Aux portes de l’Histoire
Envisager un nouveau duel avec Liverpool n’a rien d’une vision tant il persiste un écart entre ces deux équipes et les autres candidats aux places européennes. Le recrutement de Manchester City n’aura en rien bousculé les repères d’une équipe qui étonne et engrange une expérience non négligeable chaque année, au travers de ses séries de victoire en Angleterre et ses déceptions sur la scène européenne.
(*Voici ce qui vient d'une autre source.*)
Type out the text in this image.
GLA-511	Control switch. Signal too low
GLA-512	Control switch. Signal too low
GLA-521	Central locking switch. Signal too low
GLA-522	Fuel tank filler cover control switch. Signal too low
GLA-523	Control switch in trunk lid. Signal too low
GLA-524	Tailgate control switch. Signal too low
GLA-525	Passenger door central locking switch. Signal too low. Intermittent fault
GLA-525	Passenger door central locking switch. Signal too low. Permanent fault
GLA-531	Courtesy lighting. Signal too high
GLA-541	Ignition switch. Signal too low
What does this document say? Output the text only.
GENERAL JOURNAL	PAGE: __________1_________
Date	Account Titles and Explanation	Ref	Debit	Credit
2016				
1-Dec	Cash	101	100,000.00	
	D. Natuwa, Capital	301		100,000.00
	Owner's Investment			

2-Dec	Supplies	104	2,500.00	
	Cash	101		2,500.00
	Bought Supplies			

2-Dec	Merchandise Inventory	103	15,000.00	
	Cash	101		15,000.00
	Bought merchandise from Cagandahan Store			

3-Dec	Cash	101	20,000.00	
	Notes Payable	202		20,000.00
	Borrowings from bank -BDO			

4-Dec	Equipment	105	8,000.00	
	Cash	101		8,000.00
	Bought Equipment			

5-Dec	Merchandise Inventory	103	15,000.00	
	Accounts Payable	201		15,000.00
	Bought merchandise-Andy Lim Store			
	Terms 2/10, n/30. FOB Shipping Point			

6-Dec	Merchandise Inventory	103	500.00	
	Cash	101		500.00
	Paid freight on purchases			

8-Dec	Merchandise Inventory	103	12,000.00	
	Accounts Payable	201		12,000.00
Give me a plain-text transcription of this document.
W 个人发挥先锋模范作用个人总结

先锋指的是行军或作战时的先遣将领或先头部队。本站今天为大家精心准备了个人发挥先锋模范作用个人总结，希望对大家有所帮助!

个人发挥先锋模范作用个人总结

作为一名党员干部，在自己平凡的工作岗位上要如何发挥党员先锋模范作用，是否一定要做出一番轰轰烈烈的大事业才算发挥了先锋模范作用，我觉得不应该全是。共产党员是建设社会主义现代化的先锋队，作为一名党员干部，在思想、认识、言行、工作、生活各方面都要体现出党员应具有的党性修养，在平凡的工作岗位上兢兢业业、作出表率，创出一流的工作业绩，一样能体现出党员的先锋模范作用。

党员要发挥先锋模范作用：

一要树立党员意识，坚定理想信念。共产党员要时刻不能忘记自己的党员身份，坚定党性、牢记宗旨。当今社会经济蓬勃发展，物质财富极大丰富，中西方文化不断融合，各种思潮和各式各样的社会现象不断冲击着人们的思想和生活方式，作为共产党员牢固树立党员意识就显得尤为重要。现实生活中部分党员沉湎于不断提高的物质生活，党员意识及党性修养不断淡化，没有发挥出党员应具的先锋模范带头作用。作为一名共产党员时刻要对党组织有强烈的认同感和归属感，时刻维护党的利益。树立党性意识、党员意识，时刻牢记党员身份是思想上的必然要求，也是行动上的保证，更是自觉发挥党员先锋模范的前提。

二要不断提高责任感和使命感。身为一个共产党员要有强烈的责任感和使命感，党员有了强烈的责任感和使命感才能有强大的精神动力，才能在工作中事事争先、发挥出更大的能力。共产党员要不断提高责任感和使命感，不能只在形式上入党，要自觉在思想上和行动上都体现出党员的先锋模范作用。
L’an passé, après le premier titre de l’ère Guardiola, le coach catalan déclarait ceci : “Je rejoins les personnes qui disent que, pour être considéré comme une des meilleures équipes de l’histoire du football anglais, vous devez gagner plus.” Rien n’est moins vrai que cette citation, encore, cette année. Remporter un troisième titre consécutif ferait définitivement rentrer le club dans le cercle très fermé des triples vainqueurs à la suite en compagnie de Huddersfield, Liverpool et Manchester United. D’autant que, sans négliger la Ligue des Champions à laquelle court City depuis plusieurs années, Pep Guardiola ne semble pas prêt à sacrifier la Premier League sur l’autel de la coupe aux grandes oreilles. « La Ligue des Champions, c’est comme aller au casino et miser tout ce que j’ai dans la poche sur sept matches » disait le Catalan à la veille du Community Shield. Quand on est aux portes de l’Histoire, mieux vaut garder toutes ses cartes en main.